Czy taki dym świadczy o paleniu śmieci? Niekoniecznie

fot. Czytelnik
fot. Czytelnik

Do naszej redakcji dotarła prośba o interwencję na ulicy Bystrej.

- Czy możecie nam pomóc i załatwić sprawę syfu, który leci z kominów baraków na Bystrej 11? Codziennie palą czymś, co wygląda tragicznie, a śmierdzi jeszcze bardziej i trują tak okolicznych mieszkańców i pracowników firm, których jest tu wiele. Nam do wieżowca wlatuje taki dym, że zaczynamy kaszleć. Zgłaszamy przez aplikację Smart City i dzwonimy na straż. Oni twierdzą, że wysyłają ekopatrol i dalej nic - napisał do nas Czytelnik. Przesłał też zdjęcie komina, z którego wydobywa się gęsty dym.

Anna Nowaczyk ze straży miejskiej przyznaje, że sytuacja jest strażnikom znana. - Każdego roku pojawiają się zgłoszenia w tej sprawie prawdopodobnie od jednej i tej samej osoby.

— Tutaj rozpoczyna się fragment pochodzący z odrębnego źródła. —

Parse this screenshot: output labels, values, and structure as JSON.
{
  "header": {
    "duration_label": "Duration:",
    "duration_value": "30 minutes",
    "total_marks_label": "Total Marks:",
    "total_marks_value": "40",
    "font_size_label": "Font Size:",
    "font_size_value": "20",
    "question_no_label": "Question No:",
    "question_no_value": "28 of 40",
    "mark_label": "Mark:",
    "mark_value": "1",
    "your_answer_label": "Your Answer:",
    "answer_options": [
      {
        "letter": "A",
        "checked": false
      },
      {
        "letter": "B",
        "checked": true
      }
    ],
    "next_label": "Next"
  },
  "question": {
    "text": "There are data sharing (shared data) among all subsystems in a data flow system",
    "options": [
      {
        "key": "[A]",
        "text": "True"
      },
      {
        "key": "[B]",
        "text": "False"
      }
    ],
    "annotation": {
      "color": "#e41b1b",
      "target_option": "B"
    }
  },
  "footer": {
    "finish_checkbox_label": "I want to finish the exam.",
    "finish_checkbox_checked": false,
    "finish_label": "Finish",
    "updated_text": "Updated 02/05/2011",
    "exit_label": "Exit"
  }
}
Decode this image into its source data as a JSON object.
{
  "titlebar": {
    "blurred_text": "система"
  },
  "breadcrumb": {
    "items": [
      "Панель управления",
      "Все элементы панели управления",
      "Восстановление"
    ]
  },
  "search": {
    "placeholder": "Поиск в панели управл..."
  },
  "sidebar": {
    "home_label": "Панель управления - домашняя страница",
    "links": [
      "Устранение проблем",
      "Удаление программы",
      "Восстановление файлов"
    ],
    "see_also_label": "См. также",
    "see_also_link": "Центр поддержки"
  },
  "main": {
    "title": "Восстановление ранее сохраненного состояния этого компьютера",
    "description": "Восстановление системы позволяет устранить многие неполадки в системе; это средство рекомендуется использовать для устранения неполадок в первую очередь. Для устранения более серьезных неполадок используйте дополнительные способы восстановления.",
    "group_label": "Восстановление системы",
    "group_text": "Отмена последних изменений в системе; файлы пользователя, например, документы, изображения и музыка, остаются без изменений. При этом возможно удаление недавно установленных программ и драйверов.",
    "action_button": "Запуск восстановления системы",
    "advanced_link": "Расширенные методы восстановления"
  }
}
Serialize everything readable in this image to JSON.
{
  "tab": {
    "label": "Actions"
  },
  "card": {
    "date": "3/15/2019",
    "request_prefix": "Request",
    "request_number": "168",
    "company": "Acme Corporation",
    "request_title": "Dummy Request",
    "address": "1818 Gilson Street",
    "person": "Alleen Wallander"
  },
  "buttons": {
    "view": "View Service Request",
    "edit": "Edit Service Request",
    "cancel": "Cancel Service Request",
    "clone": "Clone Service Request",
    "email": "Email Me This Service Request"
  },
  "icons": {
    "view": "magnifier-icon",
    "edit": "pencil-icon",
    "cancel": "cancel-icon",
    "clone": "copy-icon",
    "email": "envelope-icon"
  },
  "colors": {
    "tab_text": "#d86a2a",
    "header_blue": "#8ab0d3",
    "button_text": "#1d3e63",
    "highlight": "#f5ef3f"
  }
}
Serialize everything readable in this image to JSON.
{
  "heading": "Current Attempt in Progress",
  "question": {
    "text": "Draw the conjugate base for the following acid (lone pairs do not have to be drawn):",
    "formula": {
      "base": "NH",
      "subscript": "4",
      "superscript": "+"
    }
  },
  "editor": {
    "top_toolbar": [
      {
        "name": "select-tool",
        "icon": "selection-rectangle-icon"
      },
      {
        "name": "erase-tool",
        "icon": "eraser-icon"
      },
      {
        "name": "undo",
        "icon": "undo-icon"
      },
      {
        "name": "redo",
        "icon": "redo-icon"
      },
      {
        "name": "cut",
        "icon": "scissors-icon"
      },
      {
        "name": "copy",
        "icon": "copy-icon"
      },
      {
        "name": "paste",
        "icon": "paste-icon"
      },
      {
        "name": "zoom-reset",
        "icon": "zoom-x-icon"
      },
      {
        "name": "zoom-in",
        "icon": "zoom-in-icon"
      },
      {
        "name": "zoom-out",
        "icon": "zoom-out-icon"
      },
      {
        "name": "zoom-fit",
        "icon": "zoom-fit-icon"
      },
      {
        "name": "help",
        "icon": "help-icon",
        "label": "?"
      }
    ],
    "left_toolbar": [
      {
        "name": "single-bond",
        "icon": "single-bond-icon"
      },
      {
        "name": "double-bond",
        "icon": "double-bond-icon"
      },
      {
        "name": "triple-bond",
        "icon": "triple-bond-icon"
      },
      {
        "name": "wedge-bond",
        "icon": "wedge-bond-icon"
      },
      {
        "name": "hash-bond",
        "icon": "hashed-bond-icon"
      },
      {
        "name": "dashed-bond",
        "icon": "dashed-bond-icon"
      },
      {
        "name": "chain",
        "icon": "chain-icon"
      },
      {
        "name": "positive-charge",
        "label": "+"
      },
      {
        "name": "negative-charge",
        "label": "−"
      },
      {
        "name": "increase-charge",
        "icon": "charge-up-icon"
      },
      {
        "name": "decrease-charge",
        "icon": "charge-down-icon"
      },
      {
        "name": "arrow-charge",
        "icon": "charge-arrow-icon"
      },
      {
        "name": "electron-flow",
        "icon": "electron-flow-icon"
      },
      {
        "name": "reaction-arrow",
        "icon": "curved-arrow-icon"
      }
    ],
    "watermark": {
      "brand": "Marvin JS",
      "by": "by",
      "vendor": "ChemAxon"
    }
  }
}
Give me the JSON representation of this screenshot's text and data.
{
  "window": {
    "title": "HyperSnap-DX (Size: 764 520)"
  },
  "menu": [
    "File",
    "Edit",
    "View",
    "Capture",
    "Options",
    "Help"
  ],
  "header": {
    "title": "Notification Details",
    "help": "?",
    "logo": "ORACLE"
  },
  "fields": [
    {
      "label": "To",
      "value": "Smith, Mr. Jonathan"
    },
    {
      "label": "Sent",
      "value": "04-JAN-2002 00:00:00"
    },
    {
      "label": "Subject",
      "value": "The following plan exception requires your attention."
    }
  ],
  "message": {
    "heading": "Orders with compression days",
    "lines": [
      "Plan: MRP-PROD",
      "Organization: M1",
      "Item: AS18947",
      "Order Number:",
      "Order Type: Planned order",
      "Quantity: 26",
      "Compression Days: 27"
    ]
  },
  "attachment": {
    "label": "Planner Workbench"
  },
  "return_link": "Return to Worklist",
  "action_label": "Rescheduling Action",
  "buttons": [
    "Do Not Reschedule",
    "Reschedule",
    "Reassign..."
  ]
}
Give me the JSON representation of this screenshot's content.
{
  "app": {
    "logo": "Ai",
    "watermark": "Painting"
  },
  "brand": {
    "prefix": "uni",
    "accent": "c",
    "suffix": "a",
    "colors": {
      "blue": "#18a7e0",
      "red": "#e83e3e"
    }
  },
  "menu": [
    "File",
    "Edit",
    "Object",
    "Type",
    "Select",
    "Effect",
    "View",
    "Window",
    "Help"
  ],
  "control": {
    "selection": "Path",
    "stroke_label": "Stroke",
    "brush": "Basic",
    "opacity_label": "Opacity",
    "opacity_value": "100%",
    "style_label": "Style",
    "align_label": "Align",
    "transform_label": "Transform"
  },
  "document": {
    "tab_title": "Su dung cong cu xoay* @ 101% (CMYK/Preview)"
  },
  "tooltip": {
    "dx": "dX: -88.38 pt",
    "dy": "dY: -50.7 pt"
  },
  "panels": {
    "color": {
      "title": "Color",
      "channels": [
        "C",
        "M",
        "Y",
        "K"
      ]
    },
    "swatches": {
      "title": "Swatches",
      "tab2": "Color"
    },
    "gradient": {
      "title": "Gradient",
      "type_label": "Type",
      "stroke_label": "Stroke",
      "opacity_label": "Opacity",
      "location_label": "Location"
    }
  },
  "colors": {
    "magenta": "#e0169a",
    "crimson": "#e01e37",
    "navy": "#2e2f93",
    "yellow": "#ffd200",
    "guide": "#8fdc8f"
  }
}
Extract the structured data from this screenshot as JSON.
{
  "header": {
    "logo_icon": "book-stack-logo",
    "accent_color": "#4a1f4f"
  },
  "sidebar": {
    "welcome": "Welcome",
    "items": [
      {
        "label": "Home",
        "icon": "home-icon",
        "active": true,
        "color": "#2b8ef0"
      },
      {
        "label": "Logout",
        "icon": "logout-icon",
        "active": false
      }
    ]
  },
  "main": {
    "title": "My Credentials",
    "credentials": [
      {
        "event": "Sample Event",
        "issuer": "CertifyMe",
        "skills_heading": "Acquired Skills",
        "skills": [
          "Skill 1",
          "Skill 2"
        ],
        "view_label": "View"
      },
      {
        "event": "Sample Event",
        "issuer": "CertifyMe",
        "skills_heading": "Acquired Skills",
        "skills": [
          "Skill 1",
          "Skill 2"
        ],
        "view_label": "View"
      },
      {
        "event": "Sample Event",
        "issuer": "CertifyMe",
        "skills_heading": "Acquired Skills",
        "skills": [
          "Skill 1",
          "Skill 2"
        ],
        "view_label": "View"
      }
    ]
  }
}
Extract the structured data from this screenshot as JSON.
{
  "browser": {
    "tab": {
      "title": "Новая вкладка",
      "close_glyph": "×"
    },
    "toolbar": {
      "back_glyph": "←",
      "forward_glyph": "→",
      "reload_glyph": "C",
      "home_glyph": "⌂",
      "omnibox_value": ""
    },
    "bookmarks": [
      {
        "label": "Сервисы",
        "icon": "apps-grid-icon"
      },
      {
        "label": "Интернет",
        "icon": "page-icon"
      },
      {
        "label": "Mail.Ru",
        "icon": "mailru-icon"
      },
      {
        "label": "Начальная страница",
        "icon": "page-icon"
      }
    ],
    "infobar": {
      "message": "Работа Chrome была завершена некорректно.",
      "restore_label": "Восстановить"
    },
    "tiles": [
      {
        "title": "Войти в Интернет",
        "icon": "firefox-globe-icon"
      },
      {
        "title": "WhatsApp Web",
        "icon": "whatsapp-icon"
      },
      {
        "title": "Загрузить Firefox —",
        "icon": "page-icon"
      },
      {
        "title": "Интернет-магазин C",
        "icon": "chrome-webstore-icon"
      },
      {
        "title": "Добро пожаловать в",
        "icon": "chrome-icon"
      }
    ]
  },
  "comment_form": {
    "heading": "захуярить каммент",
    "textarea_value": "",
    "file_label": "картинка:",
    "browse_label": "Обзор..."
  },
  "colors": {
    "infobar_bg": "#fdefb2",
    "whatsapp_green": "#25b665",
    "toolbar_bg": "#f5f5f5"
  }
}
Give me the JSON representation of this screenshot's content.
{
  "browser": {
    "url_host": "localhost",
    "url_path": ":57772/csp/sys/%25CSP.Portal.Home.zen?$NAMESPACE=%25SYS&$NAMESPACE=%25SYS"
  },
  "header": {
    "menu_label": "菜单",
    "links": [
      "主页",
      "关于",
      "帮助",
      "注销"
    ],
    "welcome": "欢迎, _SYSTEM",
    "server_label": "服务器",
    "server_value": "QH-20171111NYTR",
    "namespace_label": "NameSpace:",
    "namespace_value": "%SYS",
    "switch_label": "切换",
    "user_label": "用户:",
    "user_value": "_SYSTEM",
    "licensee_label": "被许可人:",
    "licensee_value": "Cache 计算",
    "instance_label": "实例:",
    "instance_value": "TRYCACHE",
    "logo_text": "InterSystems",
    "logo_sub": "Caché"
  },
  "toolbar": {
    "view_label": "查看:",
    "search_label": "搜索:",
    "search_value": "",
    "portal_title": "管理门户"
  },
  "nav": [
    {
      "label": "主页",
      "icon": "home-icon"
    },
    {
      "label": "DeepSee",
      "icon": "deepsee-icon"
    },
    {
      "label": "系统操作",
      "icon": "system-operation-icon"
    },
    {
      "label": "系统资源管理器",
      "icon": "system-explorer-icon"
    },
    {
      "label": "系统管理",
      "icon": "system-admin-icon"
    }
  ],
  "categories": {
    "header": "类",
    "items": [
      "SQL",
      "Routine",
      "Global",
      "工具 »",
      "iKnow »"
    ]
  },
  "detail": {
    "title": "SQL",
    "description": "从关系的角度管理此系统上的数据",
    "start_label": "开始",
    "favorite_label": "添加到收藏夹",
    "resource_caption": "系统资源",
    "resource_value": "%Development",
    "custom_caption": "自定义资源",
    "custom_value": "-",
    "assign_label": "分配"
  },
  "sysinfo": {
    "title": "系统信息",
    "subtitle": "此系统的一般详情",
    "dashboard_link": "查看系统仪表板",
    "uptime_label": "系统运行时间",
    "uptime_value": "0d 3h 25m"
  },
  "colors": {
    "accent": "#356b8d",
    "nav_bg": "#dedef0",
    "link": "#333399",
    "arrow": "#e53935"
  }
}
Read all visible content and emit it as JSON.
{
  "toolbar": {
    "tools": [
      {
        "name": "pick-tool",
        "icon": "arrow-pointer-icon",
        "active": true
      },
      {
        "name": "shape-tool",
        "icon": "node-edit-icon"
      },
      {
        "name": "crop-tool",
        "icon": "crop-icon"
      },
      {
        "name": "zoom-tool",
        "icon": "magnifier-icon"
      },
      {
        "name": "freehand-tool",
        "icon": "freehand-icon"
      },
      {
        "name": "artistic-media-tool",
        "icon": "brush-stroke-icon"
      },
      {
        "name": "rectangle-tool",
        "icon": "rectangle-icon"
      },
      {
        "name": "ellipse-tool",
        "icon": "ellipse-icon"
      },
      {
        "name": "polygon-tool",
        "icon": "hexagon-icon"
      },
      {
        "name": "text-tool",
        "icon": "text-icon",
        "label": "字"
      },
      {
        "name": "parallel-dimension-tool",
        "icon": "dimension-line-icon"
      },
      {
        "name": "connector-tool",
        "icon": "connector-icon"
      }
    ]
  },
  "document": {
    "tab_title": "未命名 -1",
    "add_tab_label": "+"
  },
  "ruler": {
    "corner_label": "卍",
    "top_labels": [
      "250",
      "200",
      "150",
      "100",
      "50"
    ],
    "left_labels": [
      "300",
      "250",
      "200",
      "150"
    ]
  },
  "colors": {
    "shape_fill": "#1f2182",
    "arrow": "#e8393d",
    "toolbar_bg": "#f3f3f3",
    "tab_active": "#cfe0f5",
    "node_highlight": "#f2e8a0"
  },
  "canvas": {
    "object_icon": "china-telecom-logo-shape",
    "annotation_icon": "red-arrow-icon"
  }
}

Każdego roku odbywają się tam też kontrole, które nie wykazują nieprawidłowości - tłumaczy.

Okazuje się, że budynek przy ulicy Bystrej 11 znajduje się pod pieczą Zarządu Komunalnych Zasobów Lokalowych. - W tym budynku jest kilka małych mieszkań, które mają wspólną kotłownię. Dotychczas mieszkała tam pani, która zajmowała się piecem, ale teraz jest do tego wynajęta firma. Każdego dnia rano pracownik firmy przyjeżdża, dorzuca węgiel do pieca, by zapewnić mieszkańcom ciepło - mówi Nowaczyk.

- Strażnicy są już umówieni na wizytę w kotłowni, która przez większość dnia jest zamknięta. Będą pobierać próbki, by sprawdzić, czy rzeczywiście nie są tam palone śmieci, ale z ubiegłych lat wynika, że nie dochodziło tam do takich sytuacji. Po prostu jest to piec na węgiel, który kopci i powoduje taki, a nie inny zapach - dodaje.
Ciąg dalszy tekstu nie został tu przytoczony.